Search code examples
javastop-words

String not checked correctly for stop words


I am reading stop words from a file, which I am saving in a HashSet. I compare said HashSet with a String to check for stop words.

If I put a single stop word, such as "the", in the String-variable, my output is "Yes". However, if I put something like "Apple is it" or "it is an apple", the output is "No", despite the fact that both String-variables contain stop words.
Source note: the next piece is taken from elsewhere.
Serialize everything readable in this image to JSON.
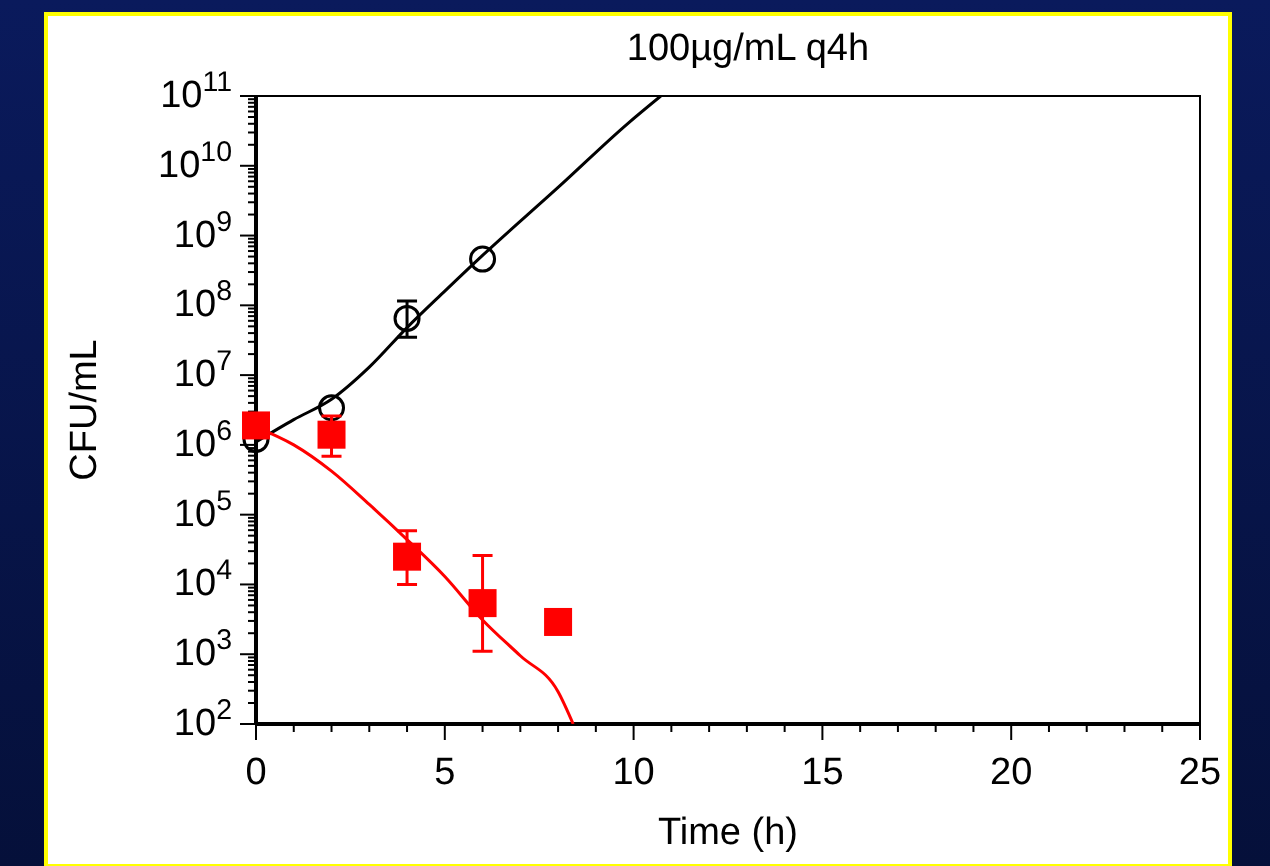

Here's the whole program, containing two methods, one for reading the file and one for removing the stop words:

private static HashSet<String> readFile(){
    Scanner x = null;
    HashSet<String> hset = new HashSet<String>();

    try {
        x = new Scanner(new File("StopWordsEnglish"));
        while(x.hasNext()){
            hset.add(x.next());
        }
    } catch(Exception e) {
        e.printStackTrace();
    } finally {
        x.close();
    }
    return hset;
}

public static void removeStopWords(){
    HashSet<String> hset = readFile();
    System.out.println(hset.size());
    System.out.println("Enter a word to search for: ");
    String search = "is";
    String s = search.toLowerCase();
    System.out.println(s);

    if (hset.contains(s)) {
        System.out.println("Yes");
    } else {
        System.out.println("No");
    }
}

Solution

  • I have a feeling I'm not reading your question correctly. But here goes.

    Assuming:

    String search = "it is an apple";
    

    Then you should probably split the string and check each word individually.

    String[] split = search.split(" ");
    for (String s : split) {
    if (hset.contains(s.toLowerCase()) {
        System.out.println("Yes");
        break; //no need to continue if a stop word is found
    } else {
        System.out.println("No");
    }